As you know I love movies, and I love movies that I love.
As such, the little Quoteable game that Enny played on her Blog yesterday attracted me. I didn’t go too well on hers, but see how you go on mine.
Just leave your answers in the comments!
Here are the rules:
~Pick fifteen of your favourite movies.
~Go to IMDb and find a quote from each movie.
~Post them here for everyone to guess.
~Strike it out when someone guesses correctly in the comments, and put who guessed it and the movie.
~NO Googling or using IMDb search functions.
So, here goes!
1. “Modern cars – they all look like electric shavers.”
“What’s your encore? Do you, like, anally rape my mother while pouring sugar in my gas tank?” Yes indeedy! This memorable quote is from Clerks, as guessed by Aurelius. I love that movie….
“Not the archers. My scouts tell me their archers are miles away and no threat to us. Arrows cost money. Use up the Irish. Their dead cost nothing.” Well done to LaLa. She got the first one. This is indeed Braveheart. Those bloody English
4. “Now I wasn’t interested in his drink. Nope, I was more interested in what he was carrying when he walked in. Some sort of a suitcase, kind of heavy. He sat that thing on the stool beside him as if it were his girl.”
“Phone call from God… Now if it had been collect, it would have been daring!” Trish remembered this one too! One of my favourite lines from Dead Poets Society!
“I’m prepared to scour the the Earth for that motherfucker. If Butch goes to Indochina, I want a nigger waiting in a bowl of rice ready to pop a cap in his ass.” Well done to Trish for this one. I thought it might have been one of the more lesser known lines from Pulp Fiction, probably my favourite all-time movie
“You know, I know this steak doesn’t exist. I know that when I put it in my mouth, the ______ is telling my brain that it is juicy and delicious. After nine years, you know what I realize? Ignorance is Bliss.” Well done to Lara for getting this. I thought it might go earlier seeing as though I had the name of the movie, The Matrix, actually in the quote until this afternoon
“Mudhole? Slimy? My home this is!” Aurelius guessed this one correct! It is indeed Yoda from Empire Strikes Back. Funny quote I thought!

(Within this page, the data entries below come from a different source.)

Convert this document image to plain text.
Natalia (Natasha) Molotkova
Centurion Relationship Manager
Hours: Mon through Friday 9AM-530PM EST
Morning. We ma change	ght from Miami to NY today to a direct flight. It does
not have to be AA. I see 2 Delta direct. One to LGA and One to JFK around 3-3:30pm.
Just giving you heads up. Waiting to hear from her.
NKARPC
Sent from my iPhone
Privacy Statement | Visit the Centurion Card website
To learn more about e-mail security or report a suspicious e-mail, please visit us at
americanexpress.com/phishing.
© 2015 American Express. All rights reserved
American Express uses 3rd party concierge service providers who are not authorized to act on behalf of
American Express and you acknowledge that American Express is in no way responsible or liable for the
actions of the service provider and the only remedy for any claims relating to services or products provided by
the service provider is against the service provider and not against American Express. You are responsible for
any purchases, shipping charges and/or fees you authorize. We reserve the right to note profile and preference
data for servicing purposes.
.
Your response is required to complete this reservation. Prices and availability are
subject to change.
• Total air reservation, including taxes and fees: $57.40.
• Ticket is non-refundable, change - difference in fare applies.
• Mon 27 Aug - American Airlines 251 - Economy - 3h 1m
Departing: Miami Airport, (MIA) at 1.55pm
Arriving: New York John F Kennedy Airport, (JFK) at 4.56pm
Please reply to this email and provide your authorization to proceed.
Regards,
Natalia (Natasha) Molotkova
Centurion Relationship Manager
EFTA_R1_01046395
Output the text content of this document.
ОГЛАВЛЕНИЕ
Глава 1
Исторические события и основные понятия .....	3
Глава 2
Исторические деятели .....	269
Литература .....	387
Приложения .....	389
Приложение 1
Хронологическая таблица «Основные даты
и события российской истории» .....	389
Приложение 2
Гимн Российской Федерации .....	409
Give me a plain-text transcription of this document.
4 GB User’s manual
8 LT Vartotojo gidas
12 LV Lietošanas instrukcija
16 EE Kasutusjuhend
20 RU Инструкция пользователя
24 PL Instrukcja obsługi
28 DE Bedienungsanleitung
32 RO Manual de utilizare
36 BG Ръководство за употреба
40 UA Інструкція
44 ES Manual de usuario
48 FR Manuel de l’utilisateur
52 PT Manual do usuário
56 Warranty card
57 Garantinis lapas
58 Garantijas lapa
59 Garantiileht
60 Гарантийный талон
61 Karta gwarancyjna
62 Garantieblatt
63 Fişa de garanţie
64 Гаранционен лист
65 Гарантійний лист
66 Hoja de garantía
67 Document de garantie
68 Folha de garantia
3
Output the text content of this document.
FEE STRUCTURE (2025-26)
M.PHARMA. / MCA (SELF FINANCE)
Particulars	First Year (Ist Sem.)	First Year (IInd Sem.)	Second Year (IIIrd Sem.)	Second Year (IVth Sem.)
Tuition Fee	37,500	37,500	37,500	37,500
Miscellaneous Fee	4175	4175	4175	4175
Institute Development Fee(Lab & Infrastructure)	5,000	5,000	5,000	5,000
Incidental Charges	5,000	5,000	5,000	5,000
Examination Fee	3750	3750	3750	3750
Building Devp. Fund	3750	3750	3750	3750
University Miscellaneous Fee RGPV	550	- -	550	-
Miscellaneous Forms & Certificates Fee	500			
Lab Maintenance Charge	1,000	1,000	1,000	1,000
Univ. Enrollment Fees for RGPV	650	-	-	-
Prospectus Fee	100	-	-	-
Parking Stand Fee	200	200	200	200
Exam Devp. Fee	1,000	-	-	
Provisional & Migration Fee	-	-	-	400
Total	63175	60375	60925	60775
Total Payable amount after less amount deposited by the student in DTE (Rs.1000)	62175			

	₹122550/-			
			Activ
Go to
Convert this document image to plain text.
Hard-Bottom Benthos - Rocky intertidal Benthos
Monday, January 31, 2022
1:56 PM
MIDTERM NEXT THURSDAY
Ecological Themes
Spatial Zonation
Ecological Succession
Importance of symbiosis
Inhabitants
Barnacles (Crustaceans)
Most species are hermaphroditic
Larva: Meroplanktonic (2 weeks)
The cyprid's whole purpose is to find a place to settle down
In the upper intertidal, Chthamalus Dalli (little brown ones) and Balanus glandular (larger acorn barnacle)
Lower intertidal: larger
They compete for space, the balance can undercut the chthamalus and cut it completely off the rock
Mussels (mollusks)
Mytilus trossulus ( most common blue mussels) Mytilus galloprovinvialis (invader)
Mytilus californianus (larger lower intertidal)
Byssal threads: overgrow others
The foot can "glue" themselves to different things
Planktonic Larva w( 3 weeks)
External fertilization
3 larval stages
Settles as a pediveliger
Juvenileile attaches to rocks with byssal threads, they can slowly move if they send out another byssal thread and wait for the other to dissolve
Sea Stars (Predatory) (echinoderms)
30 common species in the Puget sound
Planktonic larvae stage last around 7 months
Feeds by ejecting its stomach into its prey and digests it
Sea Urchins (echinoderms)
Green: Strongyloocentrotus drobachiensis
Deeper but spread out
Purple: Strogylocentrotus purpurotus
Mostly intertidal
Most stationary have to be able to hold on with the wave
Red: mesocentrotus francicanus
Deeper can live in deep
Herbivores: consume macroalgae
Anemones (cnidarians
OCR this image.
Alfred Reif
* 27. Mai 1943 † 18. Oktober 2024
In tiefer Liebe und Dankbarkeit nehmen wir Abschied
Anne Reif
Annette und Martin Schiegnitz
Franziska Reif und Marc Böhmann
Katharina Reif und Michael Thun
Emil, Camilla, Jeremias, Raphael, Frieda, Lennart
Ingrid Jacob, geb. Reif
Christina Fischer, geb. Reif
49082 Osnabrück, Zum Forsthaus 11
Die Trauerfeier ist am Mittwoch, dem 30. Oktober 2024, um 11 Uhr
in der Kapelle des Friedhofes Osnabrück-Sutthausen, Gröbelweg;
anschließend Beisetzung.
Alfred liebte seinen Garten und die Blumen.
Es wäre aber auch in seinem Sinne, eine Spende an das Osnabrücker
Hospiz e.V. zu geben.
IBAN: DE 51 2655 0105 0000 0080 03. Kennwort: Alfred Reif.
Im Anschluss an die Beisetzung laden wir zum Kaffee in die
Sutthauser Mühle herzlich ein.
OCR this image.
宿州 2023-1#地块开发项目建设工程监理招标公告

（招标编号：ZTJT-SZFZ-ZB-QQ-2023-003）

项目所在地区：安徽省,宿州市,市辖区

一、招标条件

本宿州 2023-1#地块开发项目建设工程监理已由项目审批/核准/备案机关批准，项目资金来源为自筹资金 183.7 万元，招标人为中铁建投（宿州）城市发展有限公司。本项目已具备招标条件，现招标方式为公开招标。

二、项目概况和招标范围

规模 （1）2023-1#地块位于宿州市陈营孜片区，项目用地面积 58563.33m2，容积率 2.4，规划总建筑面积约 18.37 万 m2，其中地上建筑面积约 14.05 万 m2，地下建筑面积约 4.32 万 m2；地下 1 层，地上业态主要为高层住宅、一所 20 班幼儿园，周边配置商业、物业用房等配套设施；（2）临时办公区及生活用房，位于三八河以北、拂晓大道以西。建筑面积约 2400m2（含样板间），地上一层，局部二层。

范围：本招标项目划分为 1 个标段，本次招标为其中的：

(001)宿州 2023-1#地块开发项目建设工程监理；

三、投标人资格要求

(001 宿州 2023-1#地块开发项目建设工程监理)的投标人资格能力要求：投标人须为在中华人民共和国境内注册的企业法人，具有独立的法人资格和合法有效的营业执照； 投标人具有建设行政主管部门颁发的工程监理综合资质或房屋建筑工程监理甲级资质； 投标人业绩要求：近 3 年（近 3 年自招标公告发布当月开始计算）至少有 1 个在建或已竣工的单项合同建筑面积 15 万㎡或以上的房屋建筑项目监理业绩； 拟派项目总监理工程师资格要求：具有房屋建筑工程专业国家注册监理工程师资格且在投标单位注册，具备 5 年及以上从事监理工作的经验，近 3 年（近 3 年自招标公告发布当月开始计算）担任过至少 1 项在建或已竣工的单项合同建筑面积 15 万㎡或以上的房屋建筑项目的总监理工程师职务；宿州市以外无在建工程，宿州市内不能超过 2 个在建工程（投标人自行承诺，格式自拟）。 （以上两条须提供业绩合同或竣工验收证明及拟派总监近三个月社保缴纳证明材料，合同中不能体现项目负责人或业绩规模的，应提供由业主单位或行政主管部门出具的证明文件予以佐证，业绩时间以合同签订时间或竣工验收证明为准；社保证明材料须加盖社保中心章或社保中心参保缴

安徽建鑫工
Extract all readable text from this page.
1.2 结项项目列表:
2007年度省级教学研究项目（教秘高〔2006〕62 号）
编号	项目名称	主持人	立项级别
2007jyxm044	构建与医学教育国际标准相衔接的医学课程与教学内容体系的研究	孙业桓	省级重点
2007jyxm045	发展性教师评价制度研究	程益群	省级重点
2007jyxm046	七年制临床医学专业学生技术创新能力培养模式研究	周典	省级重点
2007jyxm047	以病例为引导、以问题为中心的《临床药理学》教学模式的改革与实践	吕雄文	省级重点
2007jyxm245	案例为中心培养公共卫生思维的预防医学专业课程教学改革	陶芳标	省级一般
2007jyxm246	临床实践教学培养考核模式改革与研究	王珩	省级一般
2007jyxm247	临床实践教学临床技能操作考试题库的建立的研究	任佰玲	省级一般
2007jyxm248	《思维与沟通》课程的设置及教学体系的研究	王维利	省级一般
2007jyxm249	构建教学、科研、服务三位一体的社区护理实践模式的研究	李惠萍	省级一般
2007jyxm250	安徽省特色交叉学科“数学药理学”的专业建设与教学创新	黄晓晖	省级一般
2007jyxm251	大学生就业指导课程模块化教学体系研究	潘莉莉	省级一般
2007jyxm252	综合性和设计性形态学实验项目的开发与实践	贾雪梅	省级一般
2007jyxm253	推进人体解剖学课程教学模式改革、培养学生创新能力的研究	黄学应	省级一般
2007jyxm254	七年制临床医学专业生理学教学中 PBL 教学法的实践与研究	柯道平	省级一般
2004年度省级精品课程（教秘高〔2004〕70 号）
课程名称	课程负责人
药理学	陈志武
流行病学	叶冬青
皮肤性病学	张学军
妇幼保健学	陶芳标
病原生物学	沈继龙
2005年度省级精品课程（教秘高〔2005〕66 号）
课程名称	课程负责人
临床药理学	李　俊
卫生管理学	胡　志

“First of all, Papa Smurf didn’t create Smurfette. Gargamel did. She was sent in as Gargamel’s evil spy with the intention of destroying the Smurf village. But the overwhelming goodness of the Smurf way of life transformed her. And as for the whole gang-bang scenario, it just couldn’t happen. Smurfs are asexual. They don’t even have… reproductive organs under those little, white pants. It’s just so illogical, you know, about being a Smurf. You know, what’s the point of living… if you don’t have a dick?” Yay! I was hoping SOMEONE would get this. nancypearlwannabe got this one. Donnie Darko is such a great movie.
“I love you. And I’m about to boldly go where… many men have gone before.” Nice one Kirby for getting this one and even picking the moment in the movie when it happens
“All I’m saying is that somewhere out there is the man you are supposed to marry. And if you don’t get him first, somebody else will, and you’ll have to spend the rest of your life knowing that somebody else is married to your husband” Ok, it’s a chick flick, but I do love When Harry Met Sally. Good job to Trish for scoring another one!
“Haku, listen. I just remembered something from a long time ago, I think it may help you. Once, when I was little, I dropped my shoe into a river. When I tried to get it back I fell in. I thought I’d drown but the water carried me to shore. It finally came back to me. The river’s name was the Kahaku river. I think that was you, and your real name is Kahaku river.” Enny got it! It’s Spirited Away. Such a great movie, although it can be a little…umm…out there.
“On the subway today, a man came up to me to start a conversation. He made small talk, a lonely man talking about the weather and other things. I tried to be pleasant and accommodating, but my head hurt from his banality. I almost didn’t notice it had happened, but I suddenly threw up all over him. He was not pleased, and I couldn’t stop laughing.” Shoo got this one! It is indeed Se7en. Kevin Spacey was so damn freaking in this…
“We have a complete dossier on you: Richard Blaine, American, age 37. Cannot return to his country. The reason is a little vague. We also know what you did in Paris, Mr. Blaine, and also we know why you left Paris.” Lara snaffled this one as well! It’s obviously not the most well known line from Casablanca, but thought his name would help!
“This is worse than the time when I fell asleep and you put your dick in my mouth and took a picture.” What other movie could it be?! It’s South Park: Bigger, Longer Uncut. Those wacky boys…Nice one Enny!
Ha! That was fun.
Hopefully it’s not too hard. I reckon there’s a few simple ones in there, but some are a bit tricky.